Early Gaffe Puts Pats Behind

The only other time the first scoring play of the Super Bowl was a safety was when a fumbled hand-off in Super Bowl IX forced legendary Vikings quarterback Fran Tarkenton to jump on a ball in his own end zone. While this year’s safety also involved a hall of fame quarterback [presumably], it came via a penalty after Tom Brady threw a ball deep downfield to no one and got flagged for intentional grounding in the end zone, an automatic safety.

That intentional grounding was not unlike the bankruptcy of AMR Corp. (AMR), the parent company that owns American Airlines, which had to file for Chapter 11 bankruptcy protection on Nov. 29th of last year.
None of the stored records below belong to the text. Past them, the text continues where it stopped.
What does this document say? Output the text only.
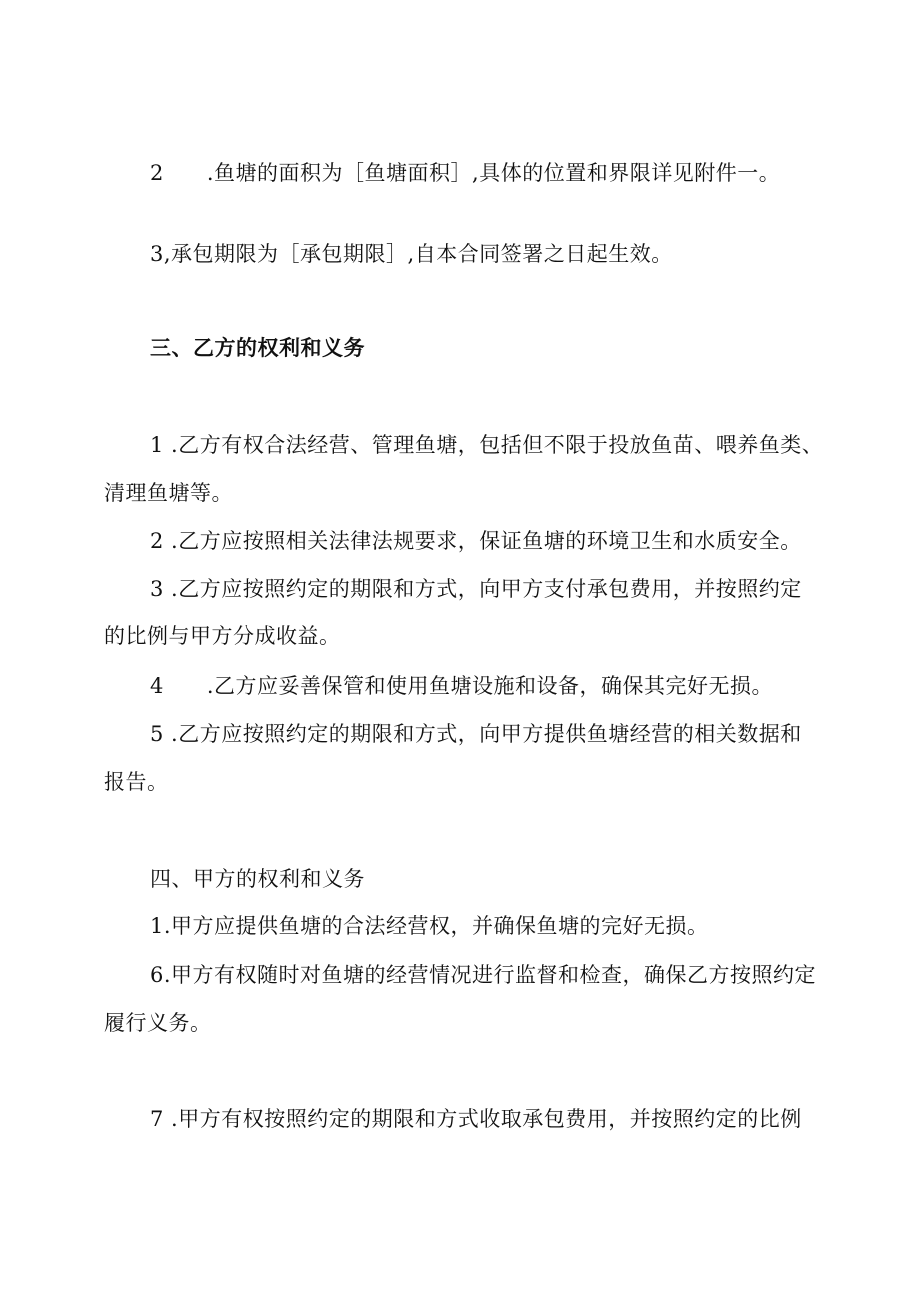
2　　.鱼塘的面积为［鱼塘面积］,具体的位置和界限详见附件一。
3,承包期限为［承包期限］,自本合同签署之日起生效。
三、乙方的权利和义务
1 .乙方有权合法经营、管理鱼塘，包括但不限于投放鱼苗、喂养鱼类、
清理鱼塘等。
2 .乙方应按照相关法律法规要求，保证鱼塘的环境卫生和水质安全。
3 .乙方应按照约定的期限和方式，向甲方支付承包费用，并按照约定
的比例与甲方分成收益。
4　　.乙方应妥善保管和使用鱼塘设施和设备，确保其完好无损。
5 .乙方应按照约定的期限和方式，向甲方提供鱼塘经营的相关数据和
报告。
四、甲方的权利和义务
1.甲方应提供鱼塘的合法经营权，并确保鱼塘的完好无损。
6.甲方有权随时对鱼塘的经营情况进行监督和检查，确保乙方按照约定
履行义务。
7 .甲方有权按照约定的期限和方式收取承包费用，并按照约定的比例
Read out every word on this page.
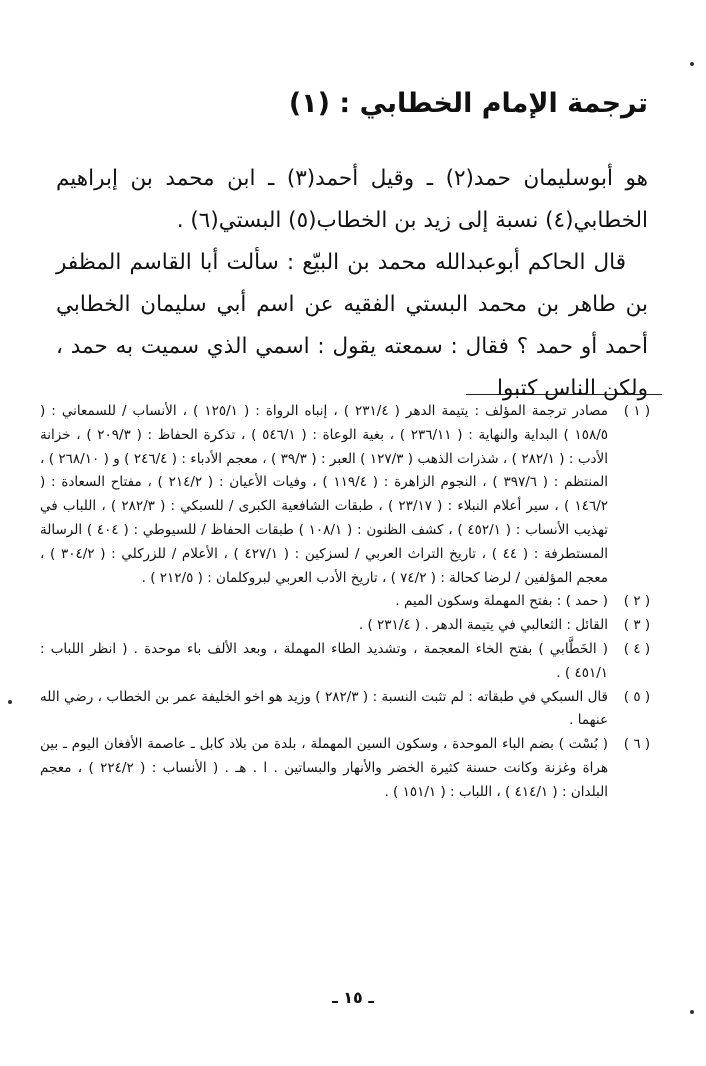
ترجمة الإمام الخطابي : (١)

هو أبوسليمان حمد(٢) ـ وقيل أحمد(٣) ـ ابن محمد بن إبراهيم الخطابي(٤) نسبة إلى زيد بن الخطاب(٥) البستي(٦) .

قال الحاكم أبوعبدالله محمد بن البيّع : سألت أبا القاسم المظفر بن طاهر بن محمد البستي الفقيه عن اسم أبي سليمان الخطابي أحمد أو حمد ؟ فقال : سمعته يقول : اسمي الذي سميت به حمد ، ولكن الناس كتبوا

( ١ )
مصادر ترجمة المؤلف : يتيمة الدهر ( ٢٣١/٤ ) ، إنباه الرواة : ( ١٢٥/١ ) ، الأنساب / للسمعاني : ( ١٥٨/٥ ) البداية والنهاية : ( ٢٣٦/١١ ) ، بغية الوعاة : ( ٥٤٦/١ ) ، تذكرة الحفاظ : ( ٢٠٩/٣ ) ، خزانة الأدب : ( ٢٨٢/١ ) ، شذرات الذهب ( ١٢٧/٣ ) العبر : ( ٣٩/٣ ) ، معجم الأدباء : ( ٢٤٦/٤ ) و ( ٢٦٨/١٠ ) ، المنتظم : ( ٣٩٧/٦ ) ، النجوم الزاهرة : ( ١١٩/٤ ) ، وفيات الأعيان : ( ٢١٤/٢ ) ، مفتاح السعادة : ( ١٤٦/٢ ) ، سير أعلام النبلاء : ( ٢٣/١٧ ) ، طبقات الشافعية الكبرى / للسبكي : ( ٢٨٢/٣ ) ، اللباب في تهذيب الأنساب : ( ٤٥٢/١ ) ، كشف الظنون : ( ١٠٨/١ ) طبقات الحفاظ / للسيوطي : ( ٤٠٤ ) الرسالة المستطرفة : ( ٤٤ ) ، تاريخ التراث العربي / لسزكين : ( ٤٢٧/١ ) ، الأعلام / للزركلي : ( ٣٠٤/٢ ) ، معجم المؤلفين / لرضا كحالة : ( ٧٤/٢ ) ، تاريخ الأدب العربي لبروكلمان : ( ٢١٢/٥ ) .
( ٢ )
( حمد ) : بفتح المهملة وسكون الميم .
( ٣ )
القائل : الثعالبي في يتيمة الدهر . ( ٢٣١/٤ ) .
( ٤ )
( الخَطَّابي ) بفتح الخاء المعجمة ، وتشديد الطاء المهملة ، وبعد الألف باء موحدة . ( انظر اللباب : ٤٥١/١ ) .
( ٥ )
قال السبكي في طبقاته : لم تثبت النسبة : ( ٢٨٢/٣ ) وزيد هو اخو الخليفة عمر بن الخطاب ، رضي الله عنهما .
( ٦ )
( بُسْت ) بضم الباء الموحدة ، وسكون السين المهملة ، بلدة من بلاد كابل ـ عاصمة الأفغان اليوم ـ بين هراة وغزنة وكانت حسنة كثيرة الخضر والأنهار والبساتين . ا . هـ . ( الأنساب : ( ٢٢٤/٢ ) ، معجم البلدان : ( ٤١٤/١ ) ، اللباب : ( ١٥١/١ ) .
ـ ١٥ ـ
American Airlines was already down almost 80 percent on the year, with excessive labor costs and the rising price of fuel hitting the airline hard. However, the share price has doubled since the sell-off surrounding the bankruptcy amid beliefs that American could become profitable after trimming costs and renegotiating labor contracts as well as rumors that US Airways (LCC) could be interested in purchasing American.

Pats Storm Back

Despite falling behind 9-0 after a 2-yard TD pass from Eli Manning to Victor Cruz, the Patriots rallied hard, scoring 17 straight points to cease the lead early in the second half. The Pats certainly started the second half off great before ultimately losing a handle on the game. Not unlike Netflix (NFLX), which was riding high in June of last year before a series of well-documented missteps led to a massive sell-0ff of the company’s shares. Like the Patriots, Netflix could be a once-mighty performer that’s starting to show its age. Verizon (VZ) announced plans today to partner with Coinstar’s (CSTR) Redbox to create a streaming video service to rival Netflix. This represents another competitor entering the marketplace even as Netflix is watching costs for its new content soar.
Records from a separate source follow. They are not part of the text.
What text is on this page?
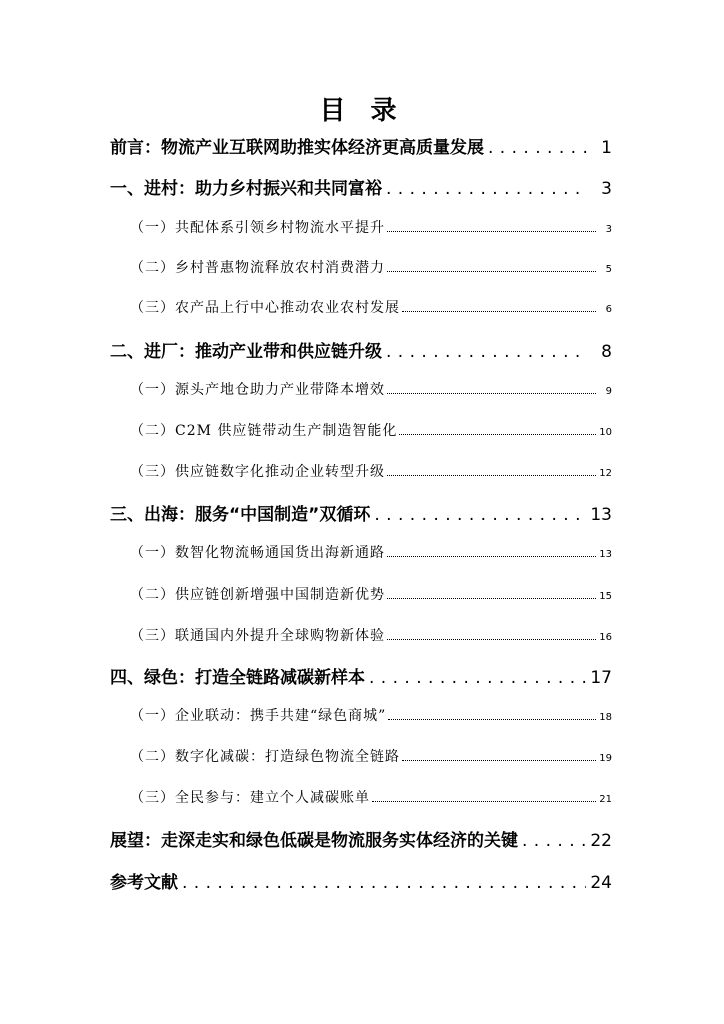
目 录
前言：物流产业互联网助推实体经济更高质量发展 . . .	1
一、进村：助力乡村振兴和共同富裕 . . .	3
（一）共配体系引领乡村物流水平提升	3
（二）乡村普惠物流释放农村消费潜力	5
（三）农产品上行中心推动农业农村发展	6
二、进厂：推动产业带和供应链升级 . . .	8
（一）源头产地仓助力产业带降本增效	9
（二）C2M 供应链带动生产制造智能化	10
（三）供应链数字化推动企业转型升级	12
三、出海：服务“中国制造”双循环 . . .	13
（一）数智化物流畅通国货出海新通路	13
（二）供应链创新增强中国制造新优势	15
（三）联通国内外提升全球购物新体验	16
四、绿色：打造全链路减碳新样本 . . .	17
（一）企业联动：携手共建“绿色商城”	18
（二）数字化减碳：打造绿色物流全链路	19
（三）全民参与：建立个人减碳账单	21
展望：走深走实和绿色低碳是物流服务实体经济的关键 . . .	22
参考文献 . . .	24
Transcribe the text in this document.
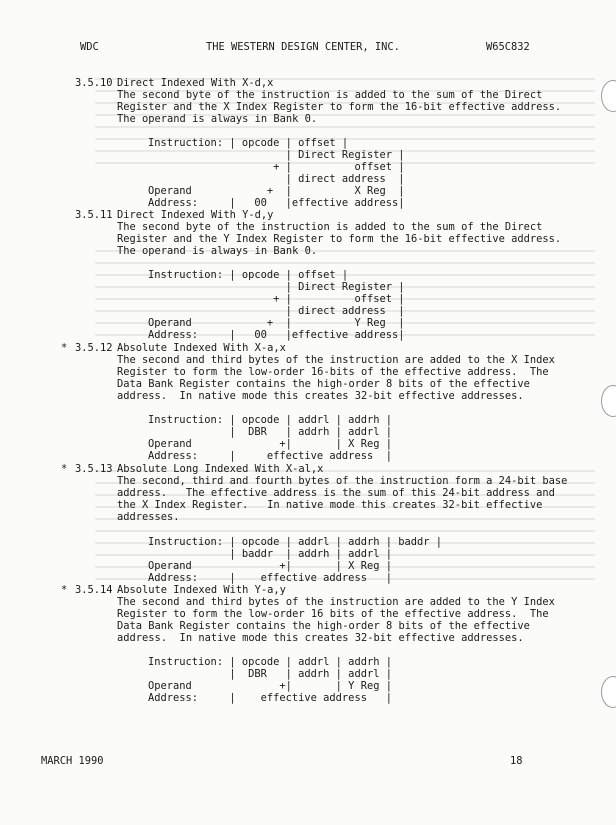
WDC	THE WESTERN DESIGN CENTER, INC.	W65C832
3.5.10 Direct Indexed With X-d,x
The second byte of the instruction is added to the sum of the Direct
Register and the X Index Register to form the 16-bit effective address.
The operand is always in Bank 0.
Instruction: | opcode | offset |
| Direct Register |
+ |          offset |
| direct address  |
Operand            +  |          X Reg  |
Address:     |   00   |effective address|
3.5.11 Direct Indexed With Y-d,y
The second byte of the instruction is added to the sum of the Direct
Register and the Y Index Register to form the 16-bit effective address.
The operand is always in Bank 0.
Instruction: | opcode | offset |
| Direct Register |
+ |          offset |
| direct address  |
Operand            +  |          Y Reg  |
Address:     |   00   |effective address|
* 3.5.12 Absolute Indexed With X-a,x
The second and third bytes of the instruction are added to the X Index
Register to form the low-order 16-bits of the effective address.  The
Data Bank Register contains the high-order 8 bits of the effective
address.  In native mode this creates 32-bit effective addresses.
Instruction: | opcode | addrl | addrh |
|  DBR   | addrh | addrl |
Operand              +|       | X Reg |
Address:     |     effective address  |
* 3.5.13 Absolute Long Indexed With X-al,x
The second, third and fourth bytes of the instruction form a 24-bit base
address.   The effective address is the sum of this 24-bit address and
the X Index Register.   In native mode this creates 32-bit effective
addresses.
Instruction: | opcode | addrl | addrh | baddr |
| baddr  | addrh | addrl |
Operand              +|       | X Reg |
Address:     |    effective address   |
* 3.5.14 Absolute Indexed With Y-a,y
The second and third bytes of the instruction are added to the Y Index
Register to form the low-order 16 bits of the effective address.  The
Data Bank Register contains the high-order 8 bits of the effective
address.  In native mode this creates 32-bit effective addresses.
Instruction: | opcode | addrl | addrh |
|  DBR   | addrh | addrl |
Operand              +|       | Y Reg |
Address:     |    effective address   |
MARCH 1990	18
Dropped Pass Proves Costly

One of the most discussed plays of the game last night was a costly drop on a potential first-down pass by the Patriots’ usually sure-handed Wes Welker. Welker may be getting too much blame given that he was wide open and Brady threw above and behind him, but the harsh nature of the public eye is such that Welker will likely bear the brunt of the blame. Of course, when discussing costly drops, Welker’s pales in comparison to what happened to Google (GOOG) in January. A disappointing earnings report meant that the internet giant took a hit and share fell over 10 percent in January. That’s a resulting loss of almost $22 billion is the company’s market cap. With Facebook, Google’s biggest competitor for internet dominance, recently filing for its much ballyhooed IPO, the Mountain View, CA company can’t be happy about the slip.
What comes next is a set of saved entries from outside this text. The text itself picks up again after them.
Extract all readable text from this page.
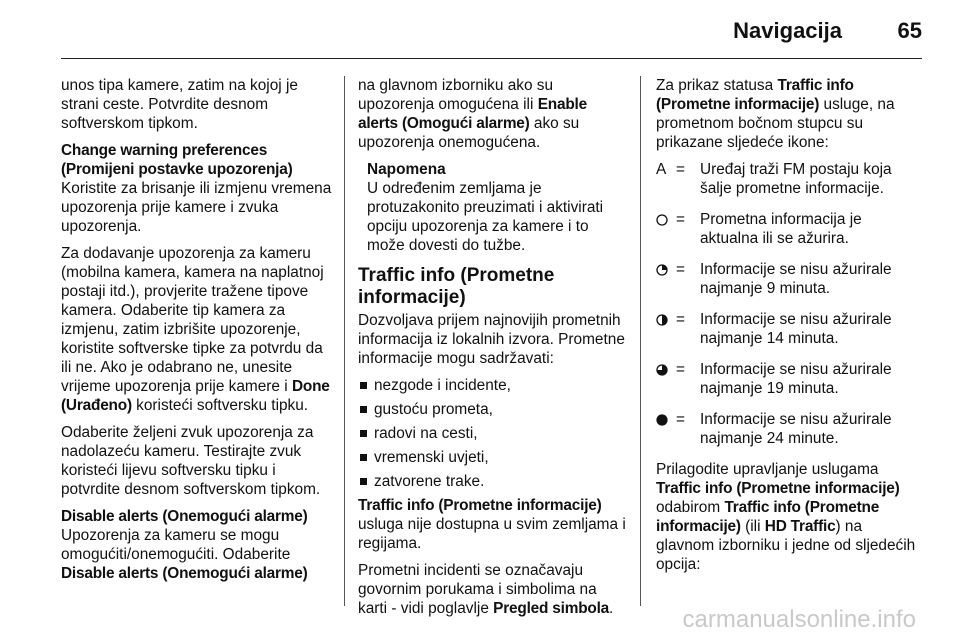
Navigacija	65

unos tipa kamere, zatim na kojoj je strani ceste. Potvrdite desnom softverskom tipkom.

Change warning preferences (Promijeni postavke upozorenja)

Koristite za brisanje ili izmjenu vremena upozorenja prije kamere i zvuka upozorenja.

Za dodavanje upozorenja za kameru (mobilna kamera, kamera na naplatnoj postaji itd.), provjerite tražene tipove kamera. Odaberite tip kamera za izmjenu, zatim izbrišite upozorenje, koristite softverske tipke za potvrdu da ili ne. Ako je odabrano ne, unesite vrijeme upozorenja prije kamere i Done (Urađeno) koristeći softversku tipku.

Odaberite željeni zvuk upozorenja za nadolazeću kameru. Testirajte zvuk koristeći lijevu softversku tipku i potvrdite desnom softverskom tipkom.

Disable alerts (Onemogući alarme)

Upozorenja za kameru se mogu omogućiti/onemogućiti. Odaberite Disable alerts (Onemogući alarme)

na glavnom izborniku ako su upozorenja omogućena ili Enable alerts (Omogući alarme) ako su upozorenja onemogućena.

Napomena
U određenim zemljama je protuzakonito preuzimati i aktivirati opciju upozorenja za kamere i to može dovesti do tužbe.
Traffic info (Prometne informacije)

Dozvoljava prijem najnovijih prometnih informacija iz lokalnih izvora. Prometne informacije mogu sadržavati:

nezgode i incidente,
gustoću prometa,
radovi na cesti,
vremenski uvjeti,
zatvorene trake.
Traffic info (Prometne informacije)

usluga nije dostupna u svim zemljama i regijama.

Prometni incidenti se označavaju govornim porukama i simbolima na karti - vidi poglavlje Pregled simbola.

Za prikaz statusa Traffic info (Prometne informacije) usluge, na prometnom bočnom stupcu su prikazane sljedeće ikone:

A = Uređaj traži FM postaju koja šalje prometne informacije.
= Prometna informacija je aktualna ili se ažurira.
= Informacije se nisu ažurirale najmanje 9 minuta.
= Informacije se nisu ažurirale najmanje 14 minuta.
= Informacije se nisu ažurirale najmanje 19 minuta.
= Informacije se nisu ažurirale najmanje 24 minute.

Prilagodite upravljanje uslugama Traffic info (Prometne informacije) odabirom Traffic info (Prometne informacije) (ili HD Traffic) na glavnom izborniku i jedne od sljedećih opcija:

carmanualsonline.info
Eli Manning Delivers Another Brilliant Play

Of course, the other talked-about play was the brilliant pass and catch between Eli Manning and Mario Manningham on the Giants’ final drive of the game. Eli delivered a perfectly thrown pass to the sidelines where Manningham made an incredible catch to move the Giants 38 yards down the field on a drive that would ultimately produce the game-winning score. It was a superb catch at just the right time. However, any investor who caught Green Mountain Coffee Roasters (GMCR) after the huge sell-off following last November’s earnings miss is likely pretty pleased with themselves as well. Green Mountain had been a serious battleground stock for month afters Greenlight Capital’s (GLRE) David Einhorn publicly declared a short on the stock and claimed the company was making accounting errors.  When a quarterly report showed earnings to be off, Green Mountain shares plummeted.  However, since that fateful day, the company is up almost 70 percent, with a 30 percent boost coming in January after a solid quarterly earnings report.

You could say that Green Mountain were real underdogs going into January. Not unlike the scrappy 9-7 Giants at the start of the playoffs. But that, of course, would be reversing the direction of the similes/metaphors.

What were your favorite Super Bowl/financial news connections from Sunday’s big game?